Inclusion/Exclusion: define characteristics of the patients to be included in the study in order to determine who is eligible to be in the trial. The study population must be defined to eliminate variables other than the drug under study that may influence their results, while also representing the target population. For example the severity of a disease should be defined. Patience with diseases that can influence the results are typically excluded, but comorbidities are often included to be representative of the target population.
Consent: informed consent must be obtained. This consists of a document written in non-scientific language that outlines the purpose of the study, the procedures, and all potential risks and benefits. The investigators must ensure that the participant fully understands the consent form before it is signed. These documents are reviewed by an independent institutional ethics review board to protect the rights of participants. At any time during the study, a participant can revoke their consent and withdraw from the study without penalty.

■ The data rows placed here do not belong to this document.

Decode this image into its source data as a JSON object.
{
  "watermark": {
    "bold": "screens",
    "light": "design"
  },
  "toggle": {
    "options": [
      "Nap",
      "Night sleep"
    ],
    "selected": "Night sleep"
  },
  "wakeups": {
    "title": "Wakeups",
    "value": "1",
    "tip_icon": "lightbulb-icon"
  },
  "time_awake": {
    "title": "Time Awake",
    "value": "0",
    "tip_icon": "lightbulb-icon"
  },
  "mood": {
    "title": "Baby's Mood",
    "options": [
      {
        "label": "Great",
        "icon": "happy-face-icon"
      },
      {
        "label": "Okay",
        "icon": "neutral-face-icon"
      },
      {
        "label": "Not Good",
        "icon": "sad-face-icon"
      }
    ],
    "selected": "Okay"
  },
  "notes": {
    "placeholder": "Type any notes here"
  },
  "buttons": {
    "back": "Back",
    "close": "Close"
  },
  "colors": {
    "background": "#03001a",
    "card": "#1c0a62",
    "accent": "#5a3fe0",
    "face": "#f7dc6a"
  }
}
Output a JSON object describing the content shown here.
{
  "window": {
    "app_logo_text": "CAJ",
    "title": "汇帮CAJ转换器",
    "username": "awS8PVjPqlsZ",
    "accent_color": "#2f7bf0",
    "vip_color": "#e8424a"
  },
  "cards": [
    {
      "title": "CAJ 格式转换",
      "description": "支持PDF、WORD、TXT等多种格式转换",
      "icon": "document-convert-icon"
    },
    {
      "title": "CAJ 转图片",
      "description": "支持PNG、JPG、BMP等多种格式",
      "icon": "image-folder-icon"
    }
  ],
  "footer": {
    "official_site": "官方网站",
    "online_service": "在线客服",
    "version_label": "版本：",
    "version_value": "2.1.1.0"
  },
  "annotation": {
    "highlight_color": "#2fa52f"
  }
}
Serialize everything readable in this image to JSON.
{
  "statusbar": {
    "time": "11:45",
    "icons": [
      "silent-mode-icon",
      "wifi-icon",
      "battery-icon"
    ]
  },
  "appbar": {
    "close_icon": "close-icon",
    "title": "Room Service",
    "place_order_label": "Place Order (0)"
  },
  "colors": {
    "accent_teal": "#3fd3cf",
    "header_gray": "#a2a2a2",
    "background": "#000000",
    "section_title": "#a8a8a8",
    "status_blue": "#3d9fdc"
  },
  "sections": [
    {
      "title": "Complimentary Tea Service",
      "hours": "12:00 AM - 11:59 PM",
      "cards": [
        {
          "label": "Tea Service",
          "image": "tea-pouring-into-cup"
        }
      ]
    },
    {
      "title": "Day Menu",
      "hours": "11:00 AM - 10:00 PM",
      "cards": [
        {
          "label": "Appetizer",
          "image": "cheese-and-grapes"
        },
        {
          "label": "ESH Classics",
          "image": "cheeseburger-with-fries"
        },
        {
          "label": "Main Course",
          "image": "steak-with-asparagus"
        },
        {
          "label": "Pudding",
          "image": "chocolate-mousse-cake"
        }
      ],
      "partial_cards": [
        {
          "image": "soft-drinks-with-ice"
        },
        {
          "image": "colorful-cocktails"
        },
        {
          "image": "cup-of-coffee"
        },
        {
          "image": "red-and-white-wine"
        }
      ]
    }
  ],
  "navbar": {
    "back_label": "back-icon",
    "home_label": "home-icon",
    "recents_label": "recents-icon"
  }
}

Explain the treatment allocation process in phase 3 clinical trials.
Double Blind Design: phase 3 studies are conducted in a double blind manner, where neither the investigator nor the study subject is aware of the treatment the study subject is assigned to. This prevents bias that can occur if a subject believes a drug will work or if the investigator may be expecting positive results.
Randomization: patients are assigned to the experimental treatment group or a control group through randomization that is done by a computer generated system. This ensures that confounding variables are distributed equally between experimental and control groups and removes potential bias in assigning patients.
Control: the efficacy and safety of the experiment drug has to be compared to a control drug which is either a placebo or gold standard drug.
- Placebo: does not contain any active drug, but is identical in appearance, color, taste, and administration methods. Almost everyone responds to the act of taking a drug simply because they believe it would work. This is in specifically in sick, anxious patients.
- Gold Standard: drug that is excepted by the medical community as the best available treatment for the specific disease at that time. If a gold standard drug is available, that is what the control group receives as it is unethical to withhold treatment if one exists.
Explain the results process in phase 3 clinical trials.
To determine if the treatment was more or less effective than the control, an outcome that measures how much the drug worked is measured and compared for each patient. This should be done in an objective and reliable manner.
There are three factors that greatly influence the interpretation of a trial and must be considered when analyzing results. These are:
Compliance: for the results of a trial to be valid, patient compliance must be determined. Patient compliance can be as low as 50% to 60%. For orally administered drugs, participants are asked to return their unused drugs at each clinic visit to receive a new batch of the appropriate drug. Then, a count of the remaining tablets indicates compliance. For drugs given intravenously, compliance is measured by checking that the nurse signed off on administering the drug.
Quality of Life: not all drugs will improve the quality of life and patients. Some drugs can be effective in treating the disease, but may have adverse effects or be so cumbersome to take that it may not improve overall life quality. This must be considered when determining the usefulness of a drug.
Statistics: the measured outcome of the experimental drug must be compared to the measured outcome of the control drag with statistics. Only proper use of statistics can determine whether there is a difference that is real, or a difference that happened by chance.